El fiscal Álvaro Garganta aceptó a trámite la denuncia después de que un juzgado de La Plata la rechazara inicialmente por considerarla "prematura", pese a la gravedad de los hechos y las pruebas presentadas.
Según la investigación, las agresiones comenzaron cuando dos internas fueron retenidas por la directora del penal Daiana Balmaceda y cinco agentes masculinos tras una presunta pelea.
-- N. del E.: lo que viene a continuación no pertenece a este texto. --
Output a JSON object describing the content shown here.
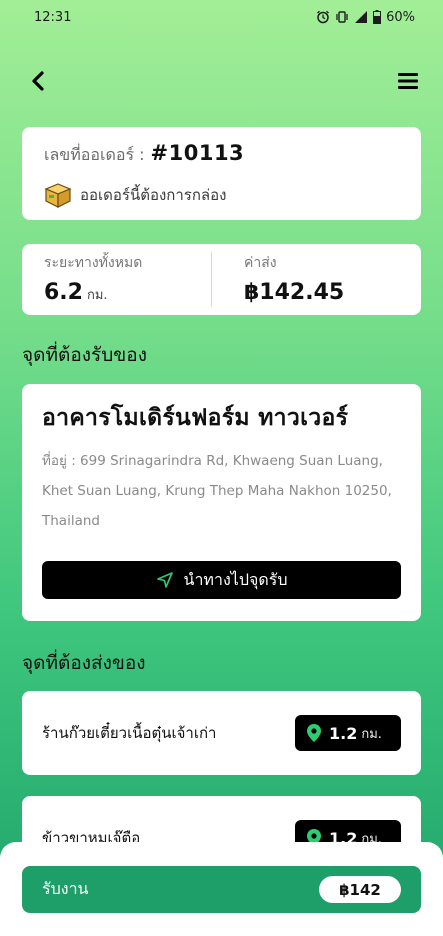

Las mujeres habrían sido obligadas a "besar las botas" de la directora antes de ser torturadas y agredidas sexualmente.
"Atrocidades cometidas por varias personas, muchas de ellas autoridades, solo pueden entenderse desde la sistematicidad de prácticas institucionales que suelen ser naturalizadas", denunció Roberto Cipriano, secretario de la CPM, en declaraciones al diario Página 12.
Tras horas de torturas, tres víctimas fueron trasladadas a otras unidades penitenciarias con todas sus pertenencias destruidas, mientras que la interna que permaneció en el lugar intentó suicidarse en su celda, donde continuó aislada y sin recibir alimentos.
Un informe del 3 de junio firmado por la enfermera Raquel Boccardo indicaba que una de las internas "no presentaba lesiones visibles recientes", pero los peritajes posteriores de la CPM constataron heridas evidentes, evidenciando posibles irregularidades en el registro médico inicial.
El viernes 5 de junio, las internas que permanecían en la Unidad 51 iniciaron una protesta por los acontecimientos. La manifestación fue reprimida por las autoridades penitenciarias, provocando que una de las mujeres sufriera una lesión grave en un ojo.
Este caso se enmarca en un contexto preocupante: el registro de la Procuración Penitenciaria de la Nación contabilizó 332 víctimas de torturas y malos tratos en cárceles federales durante 2025, distribuidas en 223 episodios documentados.